West Indies came into the match with a bowling attack which reeked of defensiveness, and one which as good as admitted that they had little belief they could win the match. It was cruelly and ruthlessly exposed by one batsman with a point to prove and one in the form of his life. Lehmann was running out of chances to cement his place in Australia's middle-order; Ponting came into the game with 329 runs for once out from his previous three international innings. The result was carnage.
They were both dropped once. Ponting's was a routine chance to Marlon Samuels at first slip off Merv Dillon before he had reached fifty; Lehmann a harder, high effort after he had passed his hundred which wicketkeeper Carlton Baugh juggled and grounded. Lehmann also benefited from a poor piece of umpiring when Rudi Koertzen somehow missed a big edge to Baugh shortly before tea. Those aberrations aside, it was one-way traffic until a tired Lehmann was cramped as he tried to cut Vasbert Drakes late on and feathered an edge to Baugh (371 for 3).
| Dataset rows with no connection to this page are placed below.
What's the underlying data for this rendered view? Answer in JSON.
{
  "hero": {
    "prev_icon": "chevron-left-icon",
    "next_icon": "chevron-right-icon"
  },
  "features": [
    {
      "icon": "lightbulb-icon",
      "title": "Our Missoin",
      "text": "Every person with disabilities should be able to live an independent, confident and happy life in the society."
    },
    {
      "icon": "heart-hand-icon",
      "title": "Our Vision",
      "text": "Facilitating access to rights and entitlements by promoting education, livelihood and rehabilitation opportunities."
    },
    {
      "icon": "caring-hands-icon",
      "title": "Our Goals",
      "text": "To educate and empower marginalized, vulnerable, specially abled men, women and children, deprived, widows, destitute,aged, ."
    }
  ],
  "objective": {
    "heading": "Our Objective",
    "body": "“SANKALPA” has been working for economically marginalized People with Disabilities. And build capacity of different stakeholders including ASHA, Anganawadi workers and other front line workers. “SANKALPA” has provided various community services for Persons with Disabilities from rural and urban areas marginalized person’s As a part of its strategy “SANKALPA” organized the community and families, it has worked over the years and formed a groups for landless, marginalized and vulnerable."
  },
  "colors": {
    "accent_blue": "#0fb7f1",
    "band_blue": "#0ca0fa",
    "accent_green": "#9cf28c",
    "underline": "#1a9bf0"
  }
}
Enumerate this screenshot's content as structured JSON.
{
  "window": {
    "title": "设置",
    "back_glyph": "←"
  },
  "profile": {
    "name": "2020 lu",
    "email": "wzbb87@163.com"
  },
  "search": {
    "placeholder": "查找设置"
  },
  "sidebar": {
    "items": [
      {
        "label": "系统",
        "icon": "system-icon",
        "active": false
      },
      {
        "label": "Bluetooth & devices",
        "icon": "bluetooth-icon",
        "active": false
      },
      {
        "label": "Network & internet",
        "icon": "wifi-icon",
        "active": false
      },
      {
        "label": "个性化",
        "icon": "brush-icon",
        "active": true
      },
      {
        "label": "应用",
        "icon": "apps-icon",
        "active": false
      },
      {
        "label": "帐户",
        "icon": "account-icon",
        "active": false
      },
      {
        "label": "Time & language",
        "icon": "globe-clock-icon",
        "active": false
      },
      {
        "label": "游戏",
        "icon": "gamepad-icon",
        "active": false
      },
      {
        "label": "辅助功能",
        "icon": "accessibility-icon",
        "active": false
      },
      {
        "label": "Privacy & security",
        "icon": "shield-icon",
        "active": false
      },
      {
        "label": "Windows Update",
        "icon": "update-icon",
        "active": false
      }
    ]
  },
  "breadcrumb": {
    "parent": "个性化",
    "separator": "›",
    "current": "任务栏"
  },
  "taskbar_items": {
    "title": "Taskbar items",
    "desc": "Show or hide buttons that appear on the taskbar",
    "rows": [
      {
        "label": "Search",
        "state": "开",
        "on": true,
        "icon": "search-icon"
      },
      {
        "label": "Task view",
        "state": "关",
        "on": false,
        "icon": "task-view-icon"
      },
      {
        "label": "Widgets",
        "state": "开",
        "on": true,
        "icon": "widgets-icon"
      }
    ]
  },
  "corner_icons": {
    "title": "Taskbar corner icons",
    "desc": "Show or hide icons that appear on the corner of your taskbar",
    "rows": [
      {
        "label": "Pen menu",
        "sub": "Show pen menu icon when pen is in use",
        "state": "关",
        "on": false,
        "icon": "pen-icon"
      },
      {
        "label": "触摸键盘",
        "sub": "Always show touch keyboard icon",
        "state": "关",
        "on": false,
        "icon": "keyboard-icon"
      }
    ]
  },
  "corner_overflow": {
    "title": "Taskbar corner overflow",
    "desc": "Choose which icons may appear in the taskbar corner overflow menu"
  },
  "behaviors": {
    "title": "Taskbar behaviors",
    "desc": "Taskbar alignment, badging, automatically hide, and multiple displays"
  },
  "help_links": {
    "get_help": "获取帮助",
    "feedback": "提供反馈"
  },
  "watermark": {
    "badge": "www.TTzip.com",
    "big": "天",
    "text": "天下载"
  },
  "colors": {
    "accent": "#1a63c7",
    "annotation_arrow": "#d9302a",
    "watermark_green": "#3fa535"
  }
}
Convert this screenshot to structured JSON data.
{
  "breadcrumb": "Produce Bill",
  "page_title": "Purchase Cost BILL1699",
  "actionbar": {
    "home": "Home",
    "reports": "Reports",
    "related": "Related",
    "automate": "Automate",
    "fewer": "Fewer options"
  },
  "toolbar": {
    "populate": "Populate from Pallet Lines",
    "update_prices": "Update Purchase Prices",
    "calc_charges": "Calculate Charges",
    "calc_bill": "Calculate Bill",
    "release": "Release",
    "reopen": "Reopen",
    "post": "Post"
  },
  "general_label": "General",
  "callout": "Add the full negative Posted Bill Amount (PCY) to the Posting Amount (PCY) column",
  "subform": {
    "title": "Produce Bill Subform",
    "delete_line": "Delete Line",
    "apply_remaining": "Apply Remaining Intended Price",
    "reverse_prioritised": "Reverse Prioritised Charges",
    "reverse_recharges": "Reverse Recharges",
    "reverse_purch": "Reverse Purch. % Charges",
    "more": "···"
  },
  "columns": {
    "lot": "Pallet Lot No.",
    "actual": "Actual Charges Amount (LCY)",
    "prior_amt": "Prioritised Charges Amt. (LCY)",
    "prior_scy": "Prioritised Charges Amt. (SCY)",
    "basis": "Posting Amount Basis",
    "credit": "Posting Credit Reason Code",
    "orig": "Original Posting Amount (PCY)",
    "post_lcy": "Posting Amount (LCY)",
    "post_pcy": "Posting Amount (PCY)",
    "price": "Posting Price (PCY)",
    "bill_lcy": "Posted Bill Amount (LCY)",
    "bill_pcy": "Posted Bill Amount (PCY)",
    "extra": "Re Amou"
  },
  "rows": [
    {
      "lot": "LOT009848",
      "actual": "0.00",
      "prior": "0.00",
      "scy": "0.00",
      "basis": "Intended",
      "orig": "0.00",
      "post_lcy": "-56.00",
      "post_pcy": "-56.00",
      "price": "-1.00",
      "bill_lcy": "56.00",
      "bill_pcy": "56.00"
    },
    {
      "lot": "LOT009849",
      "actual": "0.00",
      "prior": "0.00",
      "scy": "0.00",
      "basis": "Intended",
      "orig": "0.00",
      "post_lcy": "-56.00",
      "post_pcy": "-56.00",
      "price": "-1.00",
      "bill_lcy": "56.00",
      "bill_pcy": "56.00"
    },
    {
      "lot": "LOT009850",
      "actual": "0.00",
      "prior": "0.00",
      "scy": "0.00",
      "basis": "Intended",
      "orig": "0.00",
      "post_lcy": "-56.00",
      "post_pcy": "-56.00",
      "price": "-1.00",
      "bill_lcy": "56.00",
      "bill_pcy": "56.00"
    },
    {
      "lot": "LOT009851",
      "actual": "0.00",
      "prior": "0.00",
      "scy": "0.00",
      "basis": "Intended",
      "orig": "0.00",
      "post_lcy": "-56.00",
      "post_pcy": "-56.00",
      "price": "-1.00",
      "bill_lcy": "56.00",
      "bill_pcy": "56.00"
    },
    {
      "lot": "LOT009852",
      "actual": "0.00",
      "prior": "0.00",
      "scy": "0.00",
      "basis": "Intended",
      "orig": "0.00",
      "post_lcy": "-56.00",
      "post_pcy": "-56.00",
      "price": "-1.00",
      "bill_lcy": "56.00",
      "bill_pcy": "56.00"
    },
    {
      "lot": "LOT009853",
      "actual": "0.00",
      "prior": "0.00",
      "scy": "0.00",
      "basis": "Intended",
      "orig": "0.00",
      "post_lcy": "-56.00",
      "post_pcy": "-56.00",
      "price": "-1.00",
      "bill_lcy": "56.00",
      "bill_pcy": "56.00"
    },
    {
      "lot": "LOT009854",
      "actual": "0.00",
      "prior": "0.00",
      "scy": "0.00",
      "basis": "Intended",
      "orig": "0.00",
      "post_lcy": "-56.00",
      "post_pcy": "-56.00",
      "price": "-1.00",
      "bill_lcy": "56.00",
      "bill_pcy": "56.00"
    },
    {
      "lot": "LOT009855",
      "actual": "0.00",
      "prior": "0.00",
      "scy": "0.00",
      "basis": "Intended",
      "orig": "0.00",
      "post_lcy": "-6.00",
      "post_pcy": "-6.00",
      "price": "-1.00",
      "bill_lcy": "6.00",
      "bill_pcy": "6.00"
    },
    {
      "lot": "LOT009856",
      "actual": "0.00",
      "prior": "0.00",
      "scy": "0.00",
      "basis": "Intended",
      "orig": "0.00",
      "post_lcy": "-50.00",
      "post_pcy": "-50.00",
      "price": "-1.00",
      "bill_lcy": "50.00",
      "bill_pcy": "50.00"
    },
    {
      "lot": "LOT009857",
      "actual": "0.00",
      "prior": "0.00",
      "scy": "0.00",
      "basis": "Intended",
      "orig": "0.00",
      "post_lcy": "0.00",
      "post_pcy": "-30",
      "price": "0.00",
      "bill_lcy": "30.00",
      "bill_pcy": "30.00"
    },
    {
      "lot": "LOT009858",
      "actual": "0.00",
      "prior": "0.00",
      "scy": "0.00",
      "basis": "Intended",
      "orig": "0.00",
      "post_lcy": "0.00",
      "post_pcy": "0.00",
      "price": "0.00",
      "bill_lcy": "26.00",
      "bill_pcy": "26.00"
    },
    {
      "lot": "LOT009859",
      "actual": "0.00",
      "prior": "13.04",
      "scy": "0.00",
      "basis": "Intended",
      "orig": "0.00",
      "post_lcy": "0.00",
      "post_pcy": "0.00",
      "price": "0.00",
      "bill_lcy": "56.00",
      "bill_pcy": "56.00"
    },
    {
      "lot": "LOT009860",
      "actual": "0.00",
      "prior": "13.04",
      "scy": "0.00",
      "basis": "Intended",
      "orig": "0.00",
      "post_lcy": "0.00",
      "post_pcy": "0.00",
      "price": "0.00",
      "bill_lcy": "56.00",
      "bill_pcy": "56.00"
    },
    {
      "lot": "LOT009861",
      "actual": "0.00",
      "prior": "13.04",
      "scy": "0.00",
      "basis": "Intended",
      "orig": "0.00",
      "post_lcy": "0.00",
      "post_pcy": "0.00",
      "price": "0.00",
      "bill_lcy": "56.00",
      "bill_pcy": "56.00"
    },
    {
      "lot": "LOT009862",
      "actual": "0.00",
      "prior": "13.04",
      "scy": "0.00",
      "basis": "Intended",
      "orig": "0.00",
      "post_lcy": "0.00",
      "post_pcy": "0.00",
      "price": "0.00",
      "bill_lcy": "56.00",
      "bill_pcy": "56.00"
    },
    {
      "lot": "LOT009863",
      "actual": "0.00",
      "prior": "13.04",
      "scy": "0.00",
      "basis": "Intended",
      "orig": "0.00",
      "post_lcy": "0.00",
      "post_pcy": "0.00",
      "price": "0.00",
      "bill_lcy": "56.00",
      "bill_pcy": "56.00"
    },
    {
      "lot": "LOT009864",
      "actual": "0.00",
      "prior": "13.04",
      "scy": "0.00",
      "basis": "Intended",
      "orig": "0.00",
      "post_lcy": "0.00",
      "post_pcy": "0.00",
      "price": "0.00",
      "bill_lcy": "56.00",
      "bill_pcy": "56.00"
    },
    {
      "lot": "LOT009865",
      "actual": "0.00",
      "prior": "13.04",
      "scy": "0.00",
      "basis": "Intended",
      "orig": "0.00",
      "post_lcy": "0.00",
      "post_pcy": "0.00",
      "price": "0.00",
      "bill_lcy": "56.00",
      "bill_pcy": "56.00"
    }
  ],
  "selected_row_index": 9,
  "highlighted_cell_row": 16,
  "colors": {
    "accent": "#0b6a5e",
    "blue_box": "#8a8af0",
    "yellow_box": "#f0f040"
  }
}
Justin Langer and Matthew Hayden had got Australia off to a confident start when de Silva, lambasted after a string of dubious decisions in Guyana, struck. Dillon had two vociferous appeals for leg-before turned down by de Silva, both rightly as the ball had pitched outside leg stump. But, bowling over the wicket to the left-handed Langer, he again struck the pad as Langer looked to turn the ball to leg, again appealed and this time de Silva agreed. Langer departed for 25, and replays showed that the ball had pitched further outside leg than the two previously turned down (49 for 1).
With the first ball of his next over Dillon and de Silva struck again to dismiss Hayden lbw for 30, a virtual replay of the first wicket and just as poor an error of judgment from the umpire (56 for 2). Umpiring is a hard and unenviable job, but de Silva's confidence appears to be short and he needs a rest. But rather than open up the floodgates, the injustices just made Australia more focussed.
In fairness to Lara, whereas Australia had the luxury of naming the same side which won by nine wickets at Georgetown, West Indies had three changes forced on them. The biggest blow was the loss of Shivnarine Chanderpaul shortly before the start - he failed to shake off the knee injury he picked up at Bourda - and they brought in two players - David Bernard and Baugh - for their debuts. Only two of the West Indies side is over 30 and it bodes well for the future. But things could get far more painful before then.